Y es que en esa pulsación entrecortada e infinita de la escritura de Virginia Woolf es quizás su huella más perdurable en la literatura y sin duda, “Miss Dalloway”, la mejor expresión de una concepción de la literatura arraigada en la identidad y la necesidad de la creación como consuelo. Porque “Miss Dalloway” se asume desde una sencillez simbólica hasta alcanzar una profundidad desgarradora, una lenta cronología del olvido en mitad de una percepción sobre la angustia existencial que asombra por su crudeza. No hay nada estridente en la efímera belleza de esa narración lenta y progresiva de un día cualquiera. Y sin embargo, hay una belleza trágica en cada una de sus escenas que asombra y conmueve por su insistencia en la ternura como reflexión sobre lo cotidiano. Un lento goteo de ideas y consideraciones filosóficas que Virginia decía que lo había aprendido de Proust, maestro en el arte de atrapar el tiempo en frases inolvidables, una manera de conjugar el presente y el futuro en un verbo simultaneo que quería abarcar esa métrica incesante del tiempo. Pero además de eso, Virginia supo imprimir a su novela una vulnerabilidad que roza la fragilidad sin serlo, una lento y doloroso análisis del mundo que creó una visión del mundo a medio camino entre la confesión y la observación. Quizás lo aprendió del Ulises de Joyce, que solía decir “le había afectado en lo esencial de cualquier escritor” pero muy probablemente, lo aprendió sola. Esa yuxtaposición de las perspectivas de lo real, lo imaginario, lo profundo y lo venial es muy obvia y recurrente en “Miss Dalloway” pero también, en el resto de su obra. Esa interpretación de lo que se escribe como un todo extraordinario que abarca el mundo. Para Virginia era importante esa pespectiva Universal, de abarcar hasta el último detalle. Obsesionada con no ser tomada en serio, solía pensar que toda literatura, debe lograr englobar el mundo, “comprenderse así misma”, en un laberíntico análisis de perspectivas cada vez más complejo.

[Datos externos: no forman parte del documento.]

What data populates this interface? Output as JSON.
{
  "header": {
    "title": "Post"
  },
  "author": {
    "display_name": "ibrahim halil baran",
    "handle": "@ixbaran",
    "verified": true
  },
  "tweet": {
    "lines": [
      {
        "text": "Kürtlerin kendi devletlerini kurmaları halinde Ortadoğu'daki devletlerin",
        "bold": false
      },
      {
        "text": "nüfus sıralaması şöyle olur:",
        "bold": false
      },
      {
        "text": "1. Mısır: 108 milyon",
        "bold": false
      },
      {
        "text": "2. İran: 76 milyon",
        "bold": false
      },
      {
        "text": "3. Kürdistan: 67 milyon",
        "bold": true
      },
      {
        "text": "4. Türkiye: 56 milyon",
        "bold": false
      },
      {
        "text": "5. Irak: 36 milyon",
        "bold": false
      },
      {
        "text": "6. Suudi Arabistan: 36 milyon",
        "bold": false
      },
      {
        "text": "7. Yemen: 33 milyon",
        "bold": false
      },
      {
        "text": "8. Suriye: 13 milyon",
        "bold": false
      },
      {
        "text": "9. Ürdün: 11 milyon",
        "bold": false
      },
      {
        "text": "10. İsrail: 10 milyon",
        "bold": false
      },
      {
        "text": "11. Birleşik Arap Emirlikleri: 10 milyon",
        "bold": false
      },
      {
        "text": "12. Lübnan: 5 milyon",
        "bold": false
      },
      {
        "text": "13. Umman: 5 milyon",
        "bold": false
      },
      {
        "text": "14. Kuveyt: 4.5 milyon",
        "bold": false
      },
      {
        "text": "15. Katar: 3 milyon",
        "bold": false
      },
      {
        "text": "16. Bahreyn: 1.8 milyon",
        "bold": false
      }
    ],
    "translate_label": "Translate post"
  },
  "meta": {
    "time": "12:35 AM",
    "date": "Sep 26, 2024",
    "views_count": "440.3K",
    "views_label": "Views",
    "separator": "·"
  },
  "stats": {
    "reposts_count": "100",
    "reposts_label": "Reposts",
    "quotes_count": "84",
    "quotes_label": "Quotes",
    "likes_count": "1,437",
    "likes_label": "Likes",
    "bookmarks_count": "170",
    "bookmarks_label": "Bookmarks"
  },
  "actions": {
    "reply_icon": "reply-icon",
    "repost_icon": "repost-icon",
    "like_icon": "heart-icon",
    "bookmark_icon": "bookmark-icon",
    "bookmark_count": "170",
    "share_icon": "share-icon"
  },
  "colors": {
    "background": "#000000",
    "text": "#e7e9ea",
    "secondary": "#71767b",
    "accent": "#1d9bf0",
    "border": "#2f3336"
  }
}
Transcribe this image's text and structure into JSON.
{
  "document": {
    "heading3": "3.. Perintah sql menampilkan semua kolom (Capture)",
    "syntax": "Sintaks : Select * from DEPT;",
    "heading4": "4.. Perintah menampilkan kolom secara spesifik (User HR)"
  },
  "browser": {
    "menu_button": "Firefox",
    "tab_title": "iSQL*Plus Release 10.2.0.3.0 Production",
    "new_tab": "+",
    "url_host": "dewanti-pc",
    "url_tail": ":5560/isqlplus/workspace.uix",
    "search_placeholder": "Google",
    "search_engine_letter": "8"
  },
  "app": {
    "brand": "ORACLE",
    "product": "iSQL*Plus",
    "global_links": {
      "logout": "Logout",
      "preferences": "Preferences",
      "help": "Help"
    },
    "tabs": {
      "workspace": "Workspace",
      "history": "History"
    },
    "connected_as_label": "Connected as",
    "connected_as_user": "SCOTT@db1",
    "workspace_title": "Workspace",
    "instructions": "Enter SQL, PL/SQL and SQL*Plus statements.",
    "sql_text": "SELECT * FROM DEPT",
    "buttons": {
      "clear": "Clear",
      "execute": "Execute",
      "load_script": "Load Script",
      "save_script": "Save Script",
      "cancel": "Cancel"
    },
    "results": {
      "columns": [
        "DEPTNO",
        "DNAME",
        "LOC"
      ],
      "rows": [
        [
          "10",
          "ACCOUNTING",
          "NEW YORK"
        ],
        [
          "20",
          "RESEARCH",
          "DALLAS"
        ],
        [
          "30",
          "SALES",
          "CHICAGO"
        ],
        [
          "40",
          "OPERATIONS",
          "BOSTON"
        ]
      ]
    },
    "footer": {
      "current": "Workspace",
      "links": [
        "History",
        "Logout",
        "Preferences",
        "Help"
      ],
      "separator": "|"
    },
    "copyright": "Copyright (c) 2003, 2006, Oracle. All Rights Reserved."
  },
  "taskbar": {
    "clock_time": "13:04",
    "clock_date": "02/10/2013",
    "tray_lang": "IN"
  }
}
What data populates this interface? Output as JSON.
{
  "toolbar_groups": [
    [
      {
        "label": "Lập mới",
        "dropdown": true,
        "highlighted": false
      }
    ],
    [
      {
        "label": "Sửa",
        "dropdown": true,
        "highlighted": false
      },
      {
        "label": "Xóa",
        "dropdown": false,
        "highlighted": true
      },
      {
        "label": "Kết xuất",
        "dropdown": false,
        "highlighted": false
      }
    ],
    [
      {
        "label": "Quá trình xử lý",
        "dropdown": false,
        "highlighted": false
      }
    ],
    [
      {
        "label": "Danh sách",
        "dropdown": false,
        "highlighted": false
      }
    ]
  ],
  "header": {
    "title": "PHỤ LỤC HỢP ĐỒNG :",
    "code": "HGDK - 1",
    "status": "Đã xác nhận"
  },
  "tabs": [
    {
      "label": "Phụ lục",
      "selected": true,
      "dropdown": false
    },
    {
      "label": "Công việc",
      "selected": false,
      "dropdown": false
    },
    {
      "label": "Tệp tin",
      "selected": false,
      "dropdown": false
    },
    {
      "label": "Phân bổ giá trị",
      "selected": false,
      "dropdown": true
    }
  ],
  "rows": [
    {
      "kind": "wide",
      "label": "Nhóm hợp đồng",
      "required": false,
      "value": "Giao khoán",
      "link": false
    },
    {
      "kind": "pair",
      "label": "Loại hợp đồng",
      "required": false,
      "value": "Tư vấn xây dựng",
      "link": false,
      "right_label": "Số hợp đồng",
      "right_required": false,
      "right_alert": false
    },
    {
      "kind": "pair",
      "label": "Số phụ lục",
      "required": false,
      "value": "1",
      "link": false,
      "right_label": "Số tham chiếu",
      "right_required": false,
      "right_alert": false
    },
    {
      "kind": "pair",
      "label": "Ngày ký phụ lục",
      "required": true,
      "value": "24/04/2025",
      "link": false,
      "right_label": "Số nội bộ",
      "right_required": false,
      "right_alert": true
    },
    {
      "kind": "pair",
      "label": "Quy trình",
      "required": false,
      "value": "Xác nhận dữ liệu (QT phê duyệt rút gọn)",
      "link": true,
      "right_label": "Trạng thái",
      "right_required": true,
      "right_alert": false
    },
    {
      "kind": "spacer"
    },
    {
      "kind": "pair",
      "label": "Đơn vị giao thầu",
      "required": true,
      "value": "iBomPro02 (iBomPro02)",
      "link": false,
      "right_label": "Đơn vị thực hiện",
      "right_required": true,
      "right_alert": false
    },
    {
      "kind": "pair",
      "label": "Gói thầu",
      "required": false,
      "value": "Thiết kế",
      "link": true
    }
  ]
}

Sus biografos suelen comentar que no descansaba nunca. De hecho, jamás dejaba de estar en movimiento: una laboriosidad incensante que combinada con su necesidad de escribir a toda hora la dejaba exhausta. Un extravío que parecía provenir de una necesidad muy concreta de no tomar un segundo para pensar o analizar, de escuchar al mundo que la rodea. Con frecuencia insistía que quería lograr una forma de escribir fluida y abierta que contenga la vida, sin menospreciarla o falsificarla. Y para eso había que vivir, al borde, en la pasión, a toda hora, llenando cada minuto del día de palabras, pensamientos, quehaceres, vivencias. Tal y como lo refleja el exquisito cotidiano de “Miss Dalloway” que no quede nada para el vacío, que no haya nada para el extravío o el dolor.